Government DDoS attacks eclipse those in other industries

Governments experienced the longest DDoS attacks of any industry in the first half of 2023, with an average attack lasting for more than four hours. 

DDoS attacks are where a target’s internet circuit is flooded with fake or illegitimate traffic to prevent true user traffic from passing. Even small attacks can cause hours of downtime, resulting in immense costs for businesses, including lost money, time, customers and reputation.

Data from communications infrastructure provider Zayo Group’s annual Distributed Denial of Service (DDoS) Insights Report shows increasing digitisation, political unrest and the emergence of widespread adoption of work-from-home have all contributed to an increase in DDoS attacks, which jumped 200 percent in H1 2023 compared to the full year 2022.

“Government entities experienced DDoS attacks of a duration that totally eclipses those witnessed by all other industries,” said Michael Katz, VP of product & technology, Europe at Zayo. “This is likely driven by the rise in politically motivated cyberattacks, such as those launched by Killnet. These types of cyber attackers often have a specific agenda and are willing to invest significant time and resources to achieve their objectives, generate high-profile publicity and disrupt critical services, such as emergency response and elections.”

Katz said that government networks and systems are also complex and distributed, making them more challenging to defend against attacks.

“The larger the infrastructure, the more time it takes to detect and mitigate DDoS attacks, making them last longer.
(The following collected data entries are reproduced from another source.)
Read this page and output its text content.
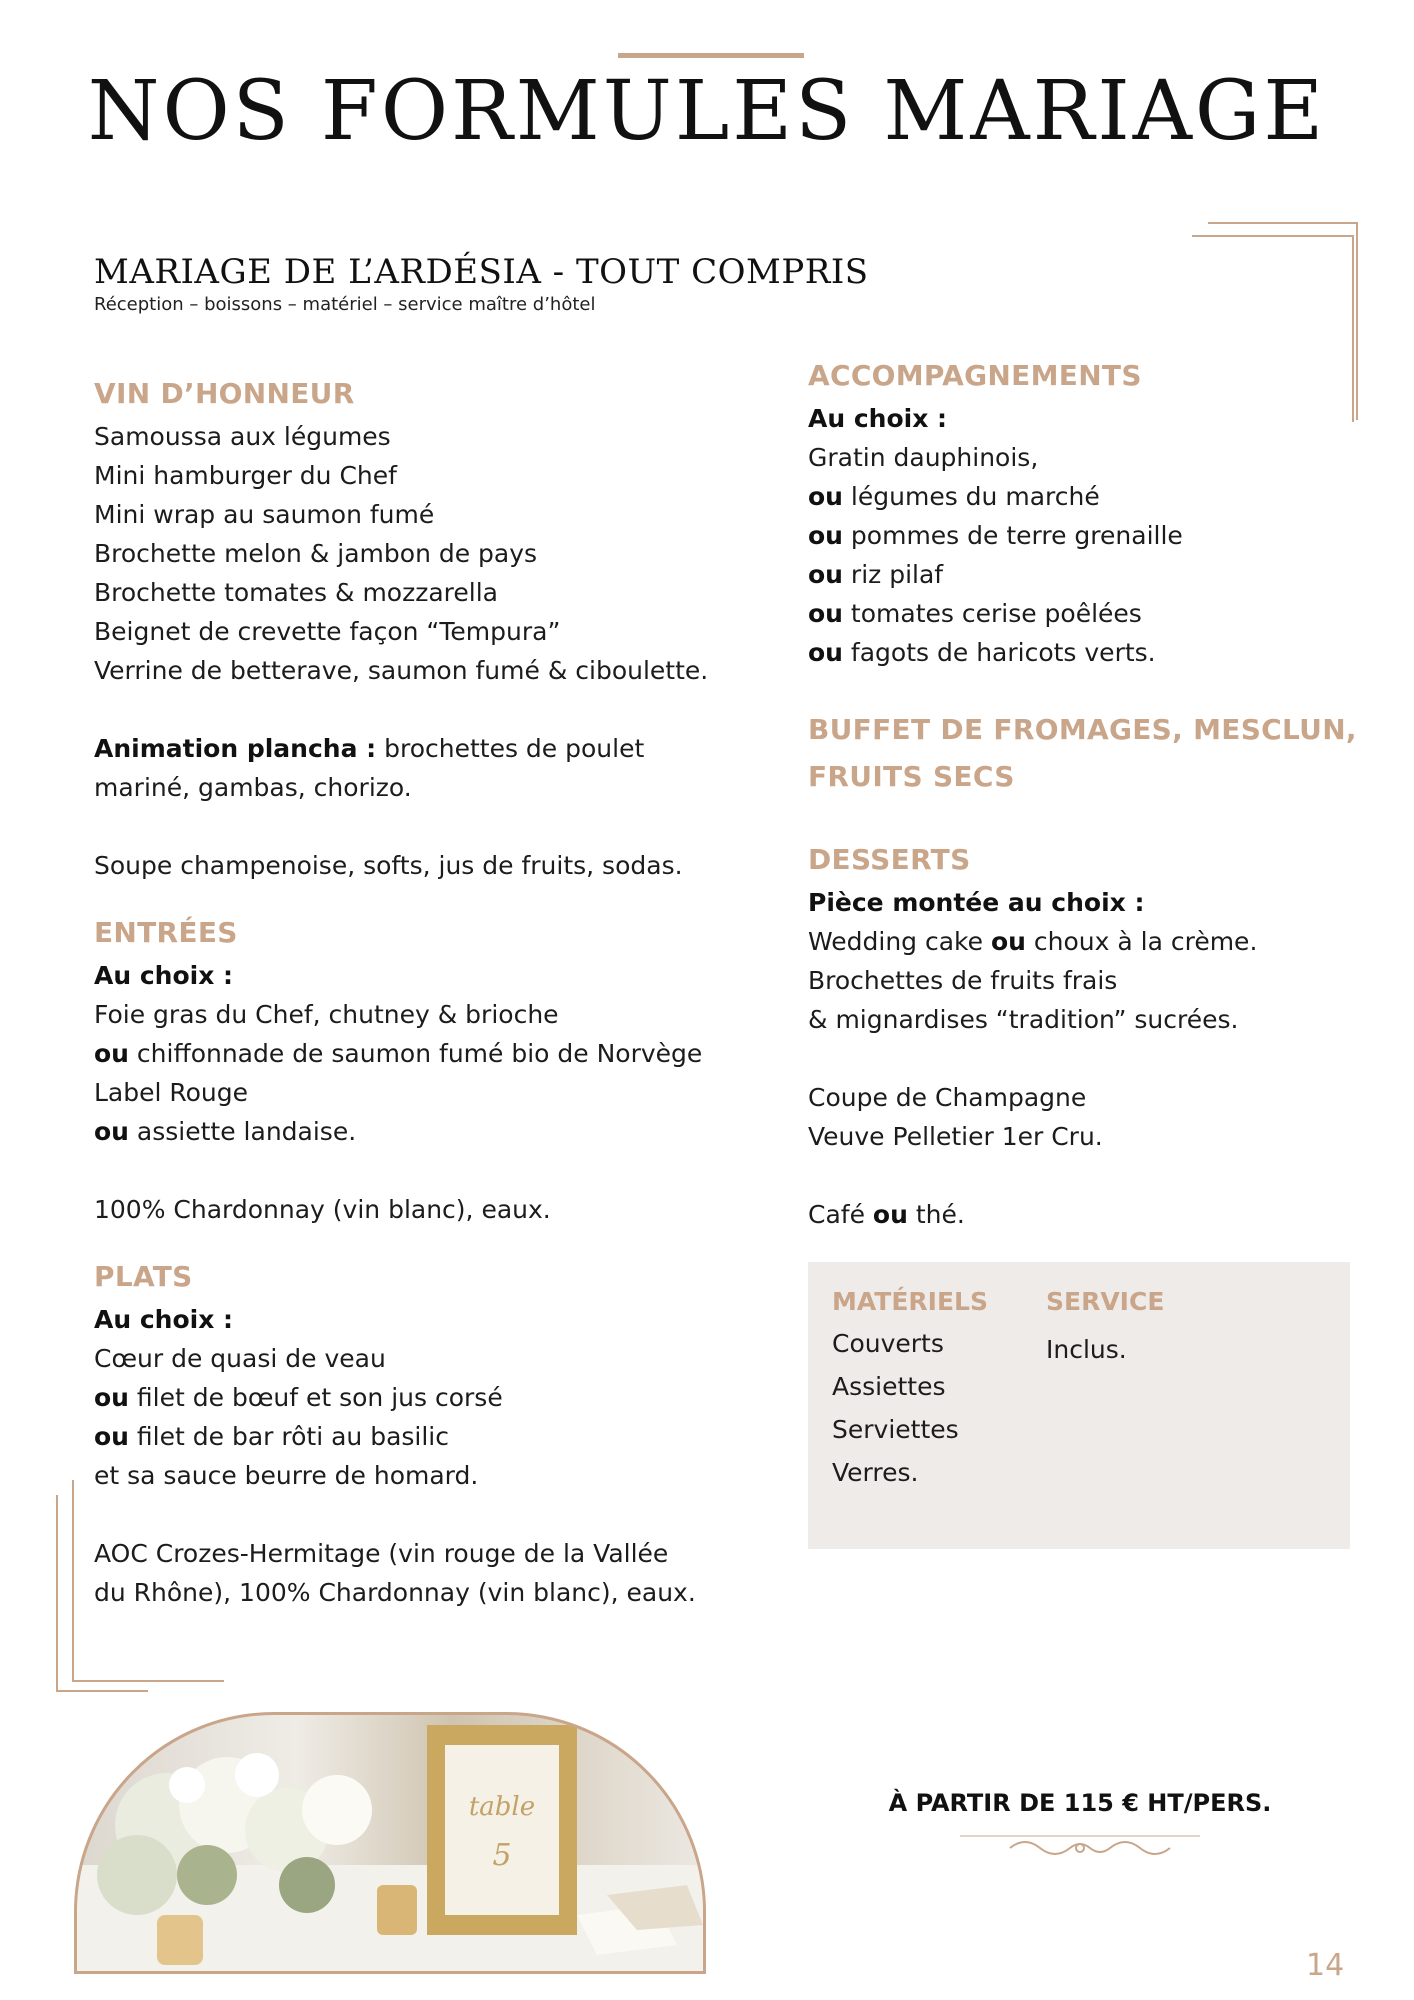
NOS FORMULES MARIAGE
MARIAGE DE L’ARDÉSIA - TOUT COMPRIS
Réception – boissons – matériel – service maître d’hôtel
VIN D’HONNEUR
Samoussa aux légumes
Mini hamburger du Chef
Mini wrap au saumon fumé
Brochette melon & jambon de pays
Brochette tomates & mozzarella
Beignet de crevette façon “Tempura”
Verrine de betterave, saumon fumé & ciboulette.
Animation plancha : brochettes de poulet
mariné, gambas, chorizo.
Soupe champenoise, softs, jus de fruits, sodas.
ENTRÉES
Au choix :
Foie gras du Chef, chutney & brioche
ou chiffonnade de saumon fumé bio de Norvège
Label Rouge
ou assiette landaise.
100% Chardonnay (vin blanc), eaux.
PLATS
Au choix :
Cœur de quasi de veau
ou filet de bœuf et son jus corsé
ou filet de bar rôti au basilic
et sa sauce beurre de homard.
AOC Crozes-Hermitage (vin rouge de la Vallée
du Rhône), 100% Chardonnay (vin blanc), eaux.
ACCOMPAGNEMENTS
Au choix :
Gratin dauphinois,
ou légumes du marché
ou pommes de terre grenaille
ou riz pilaf
ou tomates cerise poêlées
ou fagots de haricots verts.
BUFFET DE FROMAGES, MESCLUN,
FRUITS SECS
DESSERTS
Pièce montée au choix :
Wedding cake ou choux à la crème.
Brochettes de fruits frais
& mignardises “tradition” sucrées.
Coupe de Champagne
Veuve Pelletier 1er Cru.
Café ou thé.
MATÉRIELS
Couverts
Assiettes
Serviettes
Verres.
SERVICE
Inclus.
table
5
À PARTIR DE 115 € HT/PERS.
14
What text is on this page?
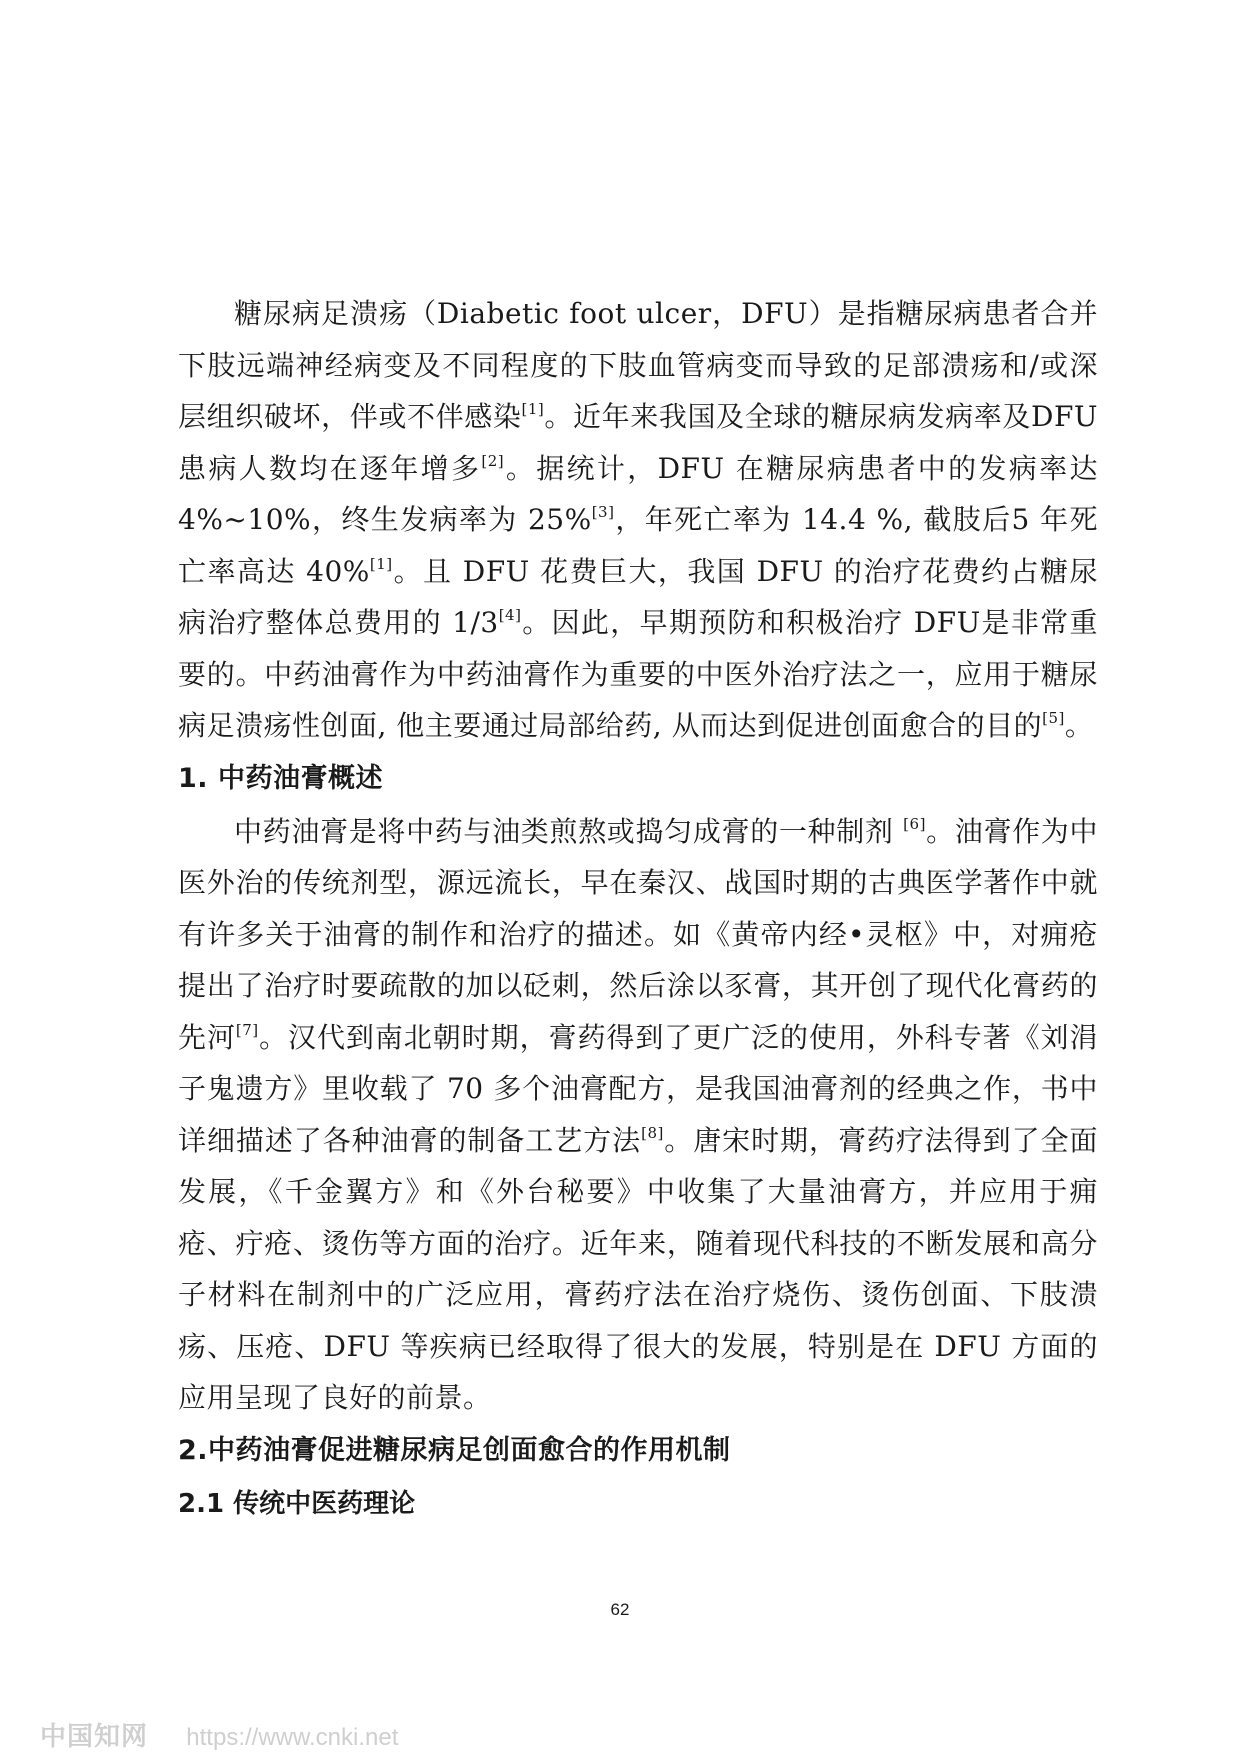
糖尿病足溃疡（Diabetic foot ulcer，DFU）是指糖尿病患者合并下肢远端神经病变及不同程度的下肢血管病变而导致的足部溃疡和/或深层组织破坏，伴或不伴感染[1]。近年来我国及全球的糖尿病发病率及DFU 患病人数均在逐年增多[2]。据统计，DFU 在糖尿病患者中的发病率达 4%~10%，终生发病率为 25%[3]，年死亡率为 14.4 %, 截肢后5 年死亡率高达 40%[1]。且 DFU 花费巨大，我国 DFU 的治疗花费约占糖尿病治疗整体总费用的 1/3[4]。因此，早期预防和积极治疗 DFU是非常重要的。中药油膏作为中药油膏作为重要的中医外治疗法之一，应用于糖尿病足溃疡性创面, 他主要通过局部给药, 从而达到促进创面愈合的目的[5]。

1. 中药油膏概述

中药油膏是将中药与油类煎熬或捣匀成膏的一种制剂 [6]。油膏作为中医外治的传统剂型，源远流长，早在秦汉、战国时期的古典医学著作中就有许多关于油膏的制作和治疗的描述。如《黄帝内经•灵枢》中，对痈疮提出了治疗时要疏散的加以砭刺，然后涂以豕膏，其开创了现代化膏药的先河[7]。汉代到南北朝时期，膏药得到了更广泛的使用，外科专著《刘涓子鬼遗方》里收载了 70 多个油膏配方，是我国油膏剂的经典之作，书中详细描述了各种油膏的制备工艺方法[8]。唐宋时期，膏药疗法得到了全面发展，《千金翼方》和《外台秘要》中收集了大量油膏方，并应用于痈疮、疔疮、烫伤等方面的治疗。近年来，随着现代科技的不断发展和高分子材料在制剂中的广泛应用，膏药疗法在治疗烧伤、烫伤创面、下肢溃疡、压疮、DFU 等疾病已经取得了很大的发展，特别是在 DFU 方面的应用呈现了良好的前景。

2.中药油膏促进糖尿病足创面愈合的作用机制
2.1 传统中医药理论
62
中国知网 https://www.cnki.net
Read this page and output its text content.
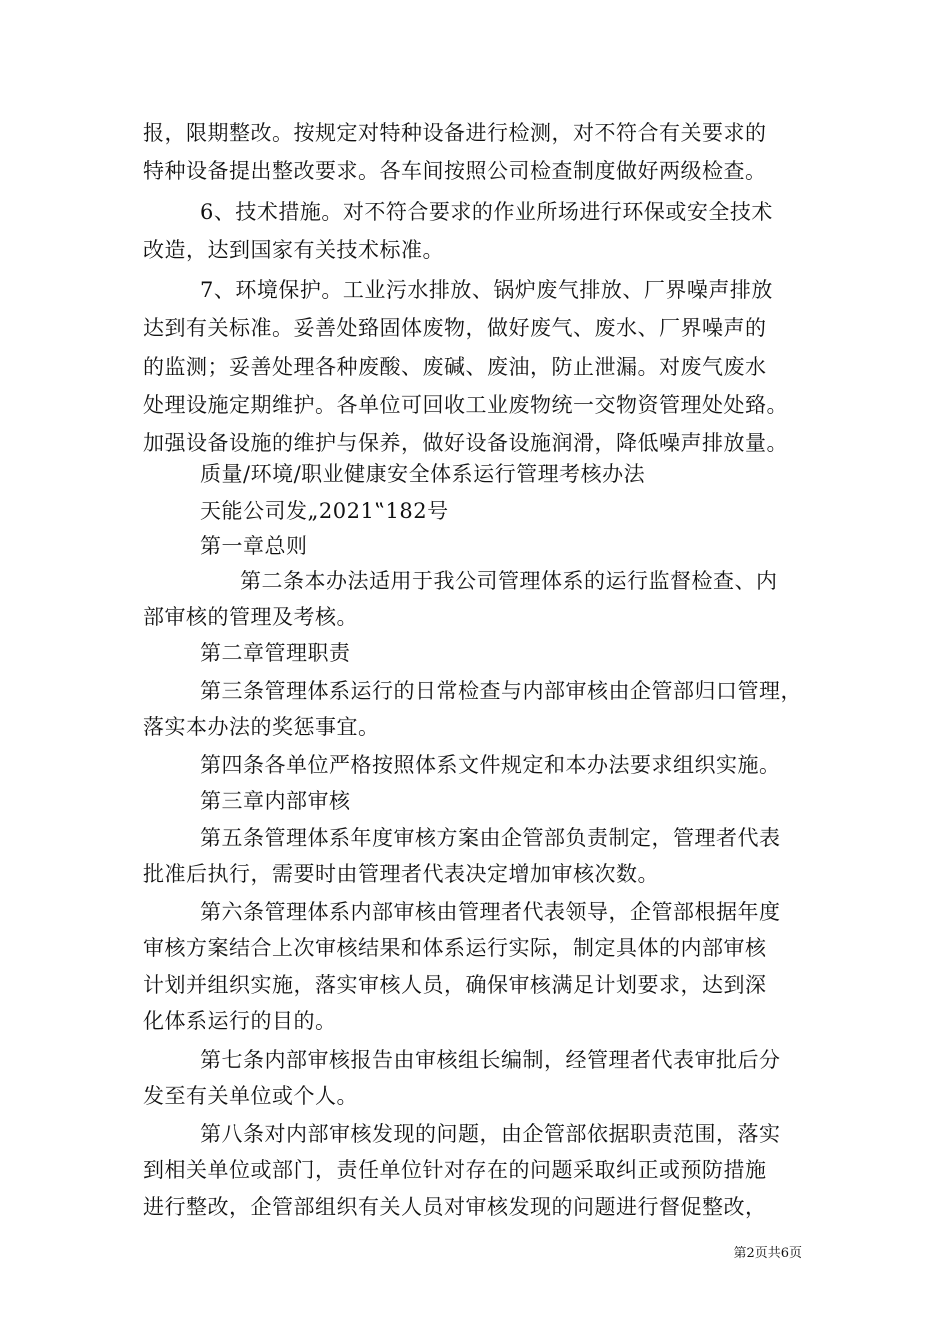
报，限期整改。按规定对特种设备进行检测，对不符合有关要求的
特种设备提出整改要求。各车间按照公司检查制度做好两级检查。
6、技术措施。对不符合要求的作业所场进行环保或安全技术
改造，达到国家有关技术标准。
7、环境保护。工业污水排放、锅炉废气排放、厂界噪声排放
达到有关标准。妥善处臵固体废物，做好废气、废水、厂界噪声的
的监测；妥善处理各种废酸、废碱、废油，防止泄漏。对废气废水
处理设施定期维护。各单位可回收工业废物统一交物资管理处处臵。
加强设备设施的维护与保养，做好设备设施润滑，降低噪声排放量。
质量/环境/职业健康安全体系运行管理考核办法
天能公司发„2021‟182号
第一章总则
第二条本办法适用于我公司管理体系的运行监督检查、内
部审核的管理及考核。
第二章管理职责
第三条管理体系运行的日常检查与内部审核由企管部归口管理，
落实本办法的奖惩事宜。
第四条各单位严格按照体系文件规定和本办法要求组织实施。
第三章内部审核
第五条管理体系年度审核方案由企管部负责制定，管理者代表
批准后执行，需要时由管理者代表决定增加审核次数。
第六条管理体系内部审核由管理者代表领导，企管部根据年度
审核方案结合上次审核结果和体系运行实际，制定具体的内部审核
计划并组织实施，落实审核人员，确保审核满足计划要求，达到深
化体系运行的目的。
第七条内部审核报告由审核组长编制，经管理者代表审批后分
发至有关单位或个人。
第八条对内部审核发现的问题，由企管部依据职责范围，落实
到相关单位或部门，责任单位针对存在的问题采取纠正或预防措施
进行整改，企管部组织有关人员对审核发现的问题进行督促整改，
第2页共6页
Attackers also know that even a brief disruption of government services can have significant consequences, which motivates them to launch long-lasting and persistent attacks.”

The exec said to shorten the duration of an attack or make it nearly imperceptible, governments should utilise an automated redirect of attack traffic from their network ingress to ‘scrubbers’ to ensure only legitimate traffic passes.

“No matter how long the attack, protected networks will be fully defended. The attack can last for hours, but with automated DDoS protection, the attack has zero negative impact on the network infrastructure. Sadly, government entities will face attacks given the level of confidential information they hold so it’s vitally important for the security of citizens to ensure government networks are as secure as possible.”

Spike in number of attacks

There was a 314 percent increase in overall attacks from the first half of 2022 to the first half of 2023. But in some industries, the growth was more than 1,300 percent.

Telecoms companies were a prime target for attackers due to the critical role telecom providers play in providing communication and Internet services. The industry saw the most frequent attacks, accounting for roughly half of the total attack volume, with more than 37,000 attacks in the first half of 2023. 

Education, which had the highest frequency of attacks in the first half of 2022, was just behind telecoms. Cloud and Software as a Service (SaaS) companies also saw a significant increase in the frequency of attacks from the first half of 2022 to the first half of 2023. 

Retail, telecoms and media companies experienced the largest attacks, with an average attack size of 3 Gbps across all three verticals, which is a large enough attack to take down one to two offices depending on the company size. The largest aggregate attack, against the telecom sector, was 978Gbps.